Plusieurs communications ont meublé nos échanges : celles des directeurs nationaux du Burundi, du Rwanda, de Madagascar, de la République Centrafricaine et du Sénégal-Mauritanie.
Le Directeur National des O.P.M du Burundi nous a, avant tout, rappelés qu´après plusieurs décennies de crises répétitives, les populations sont plus que fatiguées. Elles aspirent toutes à une paix durable. Plusieurs expériences en rapport avec l’engagement d’un bon nombre de chrétiens révèlent que la corde ethnique longtemps caressée s’avère être un alibi, une échappatoire qui cache un autre mal plus fondamental : l’égoïsme des dirigeants qui les aveugle dans la gestion du pouvoir. Face à ces défis, l’évangélisation demeure nécessaire voire incontournable : l’Eglise doit rendre visible l’Esprit du Christ en prêchant par une vie de témoignage d’amour. L’Eglise du Burundi doit prêcher la conversion des cœurs et redoubler d’efforts surtout dans l’éducation chrétienne des enfants et des jeunes qui sont l’avenir du pays et la force de l’Église.
Prenant à son tour la parole, le Directeur national des O.P.M du Rwanda nous a rappelés les différentes crises qui ont secoué le pays. Durant ces crises, l’Église est restée auprès du peuple pour faire siennes ses blessures, ses souffrances et ses angoisses grâce à la proximité de « caritas nationalis ». Malgré les critiques acerbes lancées à l’encontre de l’Eglise, celle-ci n’a pas ménagé ses efforts pour aider le peuple rwandais à sortir de la crise. C’est pourquoi, après le génocide, elle s’est attelée à la pastorale de reconstruction du pays sous divers volets tout en focalisant son action sur la pastorale de la promotion de la réconciliation et de l’unité en synergie avec les institutions civiles.
Après nous avoir expliqué les causes des crises qui paralysent actuellement le Madagascar, le Directeur national des O.P.M de ce pays a montré l’action de l’Église qui a consisté à dénoncer les injustices et toutes les atteintes à la dignité de la personne humaine. Dans le même temps elle est restée proche des pauvres à travers ses services sociaux caritatifs.
Le Représentant des OPM/R.C.A a concentré son attention sur l’expérience d’engagement des Mouvements des Femmes Croyantes pour l’unité et la paix en Centrafrique. Cette association est née comme une tentative de solution à la dérive qu’a connue le pays suite à plusieurs mutineries. Sa nature est apolitique et son objectif est essentiellement d’ordre spirituel et moral.
Par le biais de plusieurs messages d’interpellation, ce mouvement s’est engagé à parler haut et fort pour aider à une prise de conscience sur la gravité des conséquences de la crise. Le mouvement s’implique courageusement aussi dans la politique et toutes les actions de nature à promouvoir la paix.

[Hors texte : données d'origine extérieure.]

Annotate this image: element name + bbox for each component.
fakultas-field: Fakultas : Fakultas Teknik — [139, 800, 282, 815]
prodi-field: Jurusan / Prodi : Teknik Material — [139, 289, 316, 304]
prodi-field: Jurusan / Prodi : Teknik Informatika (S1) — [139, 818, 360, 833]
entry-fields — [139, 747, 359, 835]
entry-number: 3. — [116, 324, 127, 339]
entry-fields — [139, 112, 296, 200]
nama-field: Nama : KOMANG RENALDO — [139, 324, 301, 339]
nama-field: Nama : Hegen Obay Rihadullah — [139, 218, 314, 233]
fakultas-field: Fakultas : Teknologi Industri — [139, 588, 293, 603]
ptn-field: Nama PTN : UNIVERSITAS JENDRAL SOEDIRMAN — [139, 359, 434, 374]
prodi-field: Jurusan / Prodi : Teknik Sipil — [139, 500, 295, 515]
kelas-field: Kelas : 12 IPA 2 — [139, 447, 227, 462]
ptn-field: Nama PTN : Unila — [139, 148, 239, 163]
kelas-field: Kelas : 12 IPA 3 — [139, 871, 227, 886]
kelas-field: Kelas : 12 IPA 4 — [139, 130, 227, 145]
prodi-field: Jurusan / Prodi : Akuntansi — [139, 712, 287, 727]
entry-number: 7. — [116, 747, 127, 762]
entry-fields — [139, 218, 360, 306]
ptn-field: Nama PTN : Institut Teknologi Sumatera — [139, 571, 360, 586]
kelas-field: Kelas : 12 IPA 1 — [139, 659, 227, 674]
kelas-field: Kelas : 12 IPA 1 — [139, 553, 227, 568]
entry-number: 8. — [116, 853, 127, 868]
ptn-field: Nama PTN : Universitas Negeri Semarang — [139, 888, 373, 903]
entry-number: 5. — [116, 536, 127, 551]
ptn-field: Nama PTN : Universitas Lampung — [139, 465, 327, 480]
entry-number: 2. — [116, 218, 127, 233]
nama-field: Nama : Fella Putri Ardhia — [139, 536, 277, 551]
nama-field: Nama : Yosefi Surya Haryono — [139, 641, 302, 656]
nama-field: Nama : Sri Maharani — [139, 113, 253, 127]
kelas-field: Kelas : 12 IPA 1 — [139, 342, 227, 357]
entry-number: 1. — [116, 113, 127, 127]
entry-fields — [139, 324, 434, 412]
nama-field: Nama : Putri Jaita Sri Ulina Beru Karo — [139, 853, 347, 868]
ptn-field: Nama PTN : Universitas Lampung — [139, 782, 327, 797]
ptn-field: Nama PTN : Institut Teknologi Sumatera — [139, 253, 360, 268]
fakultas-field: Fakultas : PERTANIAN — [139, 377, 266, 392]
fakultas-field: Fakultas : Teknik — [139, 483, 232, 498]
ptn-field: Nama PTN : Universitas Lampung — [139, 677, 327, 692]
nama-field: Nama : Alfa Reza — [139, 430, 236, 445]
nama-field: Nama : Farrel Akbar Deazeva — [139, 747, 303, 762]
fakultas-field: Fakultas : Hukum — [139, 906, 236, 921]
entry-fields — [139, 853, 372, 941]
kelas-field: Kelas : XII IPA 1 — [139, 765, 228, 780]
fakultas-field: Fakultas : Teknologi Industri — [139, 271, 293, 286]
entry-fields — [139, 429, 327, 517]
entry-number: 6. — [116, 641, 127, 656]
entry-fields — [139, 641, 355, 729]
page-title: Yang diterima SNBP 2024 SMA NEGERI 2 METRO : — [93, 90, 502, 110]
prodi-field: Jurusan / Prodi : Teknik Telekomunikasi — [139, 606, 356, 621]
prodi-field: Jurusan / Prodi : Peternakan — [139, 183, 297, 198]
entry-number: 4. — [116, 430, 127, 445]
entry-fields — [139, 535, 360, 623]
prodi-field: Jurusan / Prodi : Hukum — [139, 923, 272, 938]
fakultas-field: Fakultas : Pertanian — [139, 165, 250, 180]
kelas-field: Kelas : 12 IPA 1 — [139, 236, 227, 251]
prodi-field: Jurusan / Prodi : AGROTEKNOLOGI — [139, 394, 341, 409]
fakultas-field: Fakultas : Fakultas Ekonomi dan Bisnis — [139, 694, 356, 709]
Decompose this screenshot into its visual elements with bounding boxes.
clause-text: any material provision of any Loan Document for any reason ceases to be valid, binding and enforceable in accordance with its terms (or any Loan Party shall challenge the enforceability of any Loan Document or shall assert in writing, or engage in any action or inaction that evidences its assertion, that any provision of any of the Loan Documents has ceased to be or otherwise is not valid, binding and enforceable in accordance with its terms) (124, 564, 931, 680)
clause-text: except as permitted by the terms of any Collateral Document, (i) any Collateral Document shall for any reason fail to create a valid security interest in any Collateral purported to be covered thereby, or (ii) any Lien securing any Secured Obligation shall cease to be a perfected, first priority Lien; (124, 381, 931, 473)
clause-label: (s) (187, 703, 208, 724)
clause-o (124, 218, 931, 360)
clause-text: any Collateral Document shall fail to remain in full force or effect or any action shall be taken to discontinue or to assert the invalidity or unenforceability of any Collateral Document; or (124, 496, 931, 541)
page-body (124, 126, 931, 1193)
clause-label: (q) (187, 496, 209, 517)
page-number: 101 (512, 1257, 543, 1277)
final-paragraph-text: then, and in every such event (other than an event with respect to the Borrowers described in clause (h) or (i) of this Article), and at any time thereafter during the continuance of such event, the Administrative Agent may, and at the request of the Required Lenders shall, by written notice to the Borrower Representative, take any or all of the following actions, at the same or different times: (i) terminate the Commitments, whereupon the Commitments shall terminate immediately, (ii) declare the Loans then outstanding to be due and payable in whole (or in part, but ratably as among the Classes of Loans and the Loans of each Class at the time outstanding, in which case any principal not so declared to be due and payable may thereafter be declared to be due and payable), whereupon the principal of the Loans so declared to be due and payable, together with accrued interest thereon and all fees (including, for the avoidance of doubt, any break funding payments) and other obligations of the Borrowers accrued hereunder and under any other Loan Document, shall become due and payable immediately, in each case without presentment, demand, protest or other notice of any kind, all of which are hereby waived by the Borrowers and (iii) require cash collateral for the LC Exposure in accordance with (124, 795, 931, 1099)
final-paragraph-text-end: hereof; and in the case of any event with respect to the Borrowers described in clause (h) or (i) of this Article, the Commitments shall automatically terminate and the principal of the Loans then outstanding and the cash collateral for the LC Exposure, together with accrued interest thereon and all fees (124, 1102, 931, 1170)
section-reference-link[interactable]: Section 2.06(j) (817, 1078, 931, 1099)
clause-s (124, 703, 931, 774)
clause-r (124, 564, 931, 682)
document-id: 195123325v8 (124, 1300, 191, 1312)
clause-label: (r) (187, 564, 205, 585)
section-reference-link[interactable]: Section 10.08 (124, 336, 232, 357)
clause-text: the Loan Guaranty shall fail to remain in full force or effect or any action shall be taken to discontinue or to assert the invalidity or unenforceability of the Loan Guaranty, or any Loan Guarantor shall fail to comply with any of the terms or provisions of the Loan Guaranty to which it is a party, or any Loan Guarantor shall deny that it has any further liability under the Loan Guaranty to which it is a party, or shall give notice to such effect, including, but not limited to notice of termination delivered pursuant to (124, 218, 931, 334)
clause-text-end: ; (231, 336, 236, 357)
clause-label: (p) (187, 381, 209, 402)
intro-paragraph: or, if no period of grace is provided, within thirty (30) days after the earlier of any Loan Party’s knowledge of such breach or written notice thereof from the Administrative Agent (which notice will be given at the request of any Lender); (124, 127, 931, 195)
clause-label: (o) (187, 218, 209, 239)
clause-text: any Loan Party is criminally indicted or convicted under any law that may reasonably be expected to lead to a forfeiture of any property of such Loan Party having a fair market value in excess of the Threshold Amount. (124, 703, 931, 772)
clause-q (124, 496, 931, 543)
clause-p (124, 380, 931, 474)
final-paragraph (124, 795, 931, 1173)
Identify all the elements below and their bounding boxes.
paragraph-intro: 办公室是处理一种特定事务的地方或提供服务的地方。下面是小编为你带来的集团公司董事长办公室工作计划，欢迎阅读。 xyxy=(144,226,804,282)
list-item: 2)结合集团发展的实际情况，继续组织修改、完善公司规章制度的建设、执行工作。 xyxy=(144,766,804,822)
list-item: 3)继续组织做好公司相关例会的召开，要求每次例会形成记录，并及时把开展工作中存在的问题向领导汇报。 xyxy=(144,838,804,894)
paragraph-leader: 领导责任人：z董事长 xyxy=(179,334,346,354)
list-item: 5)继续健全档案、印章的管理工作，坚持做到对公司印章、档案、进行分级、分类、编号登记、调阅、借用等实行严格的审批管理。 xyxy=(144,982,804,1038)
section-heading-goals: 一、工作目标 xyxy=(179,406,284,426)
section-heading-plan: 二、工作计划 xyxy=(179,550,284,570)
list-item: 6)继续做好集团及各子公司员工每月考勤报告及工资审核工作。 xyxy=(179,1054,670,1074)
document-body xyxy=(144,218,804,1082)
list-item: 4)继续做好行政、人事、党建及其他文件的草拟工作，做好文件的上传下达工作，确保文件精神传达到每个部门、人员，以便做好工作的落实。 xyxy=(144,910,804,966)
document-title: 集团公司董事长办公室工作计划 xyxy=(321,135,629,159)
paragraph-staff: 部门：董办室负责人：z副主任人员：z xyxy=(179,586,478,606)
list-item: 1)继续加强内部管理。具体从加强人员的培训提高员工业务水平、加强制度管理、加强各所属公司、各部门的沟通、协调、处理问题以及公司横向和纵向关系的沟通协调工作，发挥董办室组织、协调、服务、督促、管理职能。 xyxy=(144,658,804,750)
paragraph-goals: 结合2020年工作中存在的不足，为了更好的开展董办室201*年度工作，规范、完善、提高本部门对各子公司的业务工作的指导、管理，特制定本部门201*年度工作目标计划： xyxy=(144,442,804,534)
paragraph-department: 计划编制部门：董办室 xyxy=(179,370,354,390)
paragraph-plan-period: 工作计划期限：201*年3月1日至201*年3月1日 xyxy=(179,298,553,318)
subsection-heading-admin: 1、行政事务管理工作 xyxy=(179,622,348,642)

Le Sénégal a connu une bonne et longue période de paix depuis l’indépendance pacifiquement acquise. Néanmoins, il faut reconnaître que des nuages ont assombri le ciel des relations du peuple sénégalais ; le prouvent si bien la rébellion de Casamance, les émeutes de Kédougou. L’Eglise a été présente pour aider le peuple à défendre ses droits. L’épiscopat a régulièrement mais prudemment dénoncé les problèmes tout en proposant des voies de sortie. L’atout dont dispose aujourd’hui l’Eglise au Sénégal est son soutien, son écoute et sa sympathie de la part de la population. Pour elle, c’est un devoir incontournable d’éclairer et d’illuminer le peuple au nom de Dieu. Une autre force de l’Eglise au Sénégal est sa proximité sans discrimination auprès de toutes les catégories vulnérables.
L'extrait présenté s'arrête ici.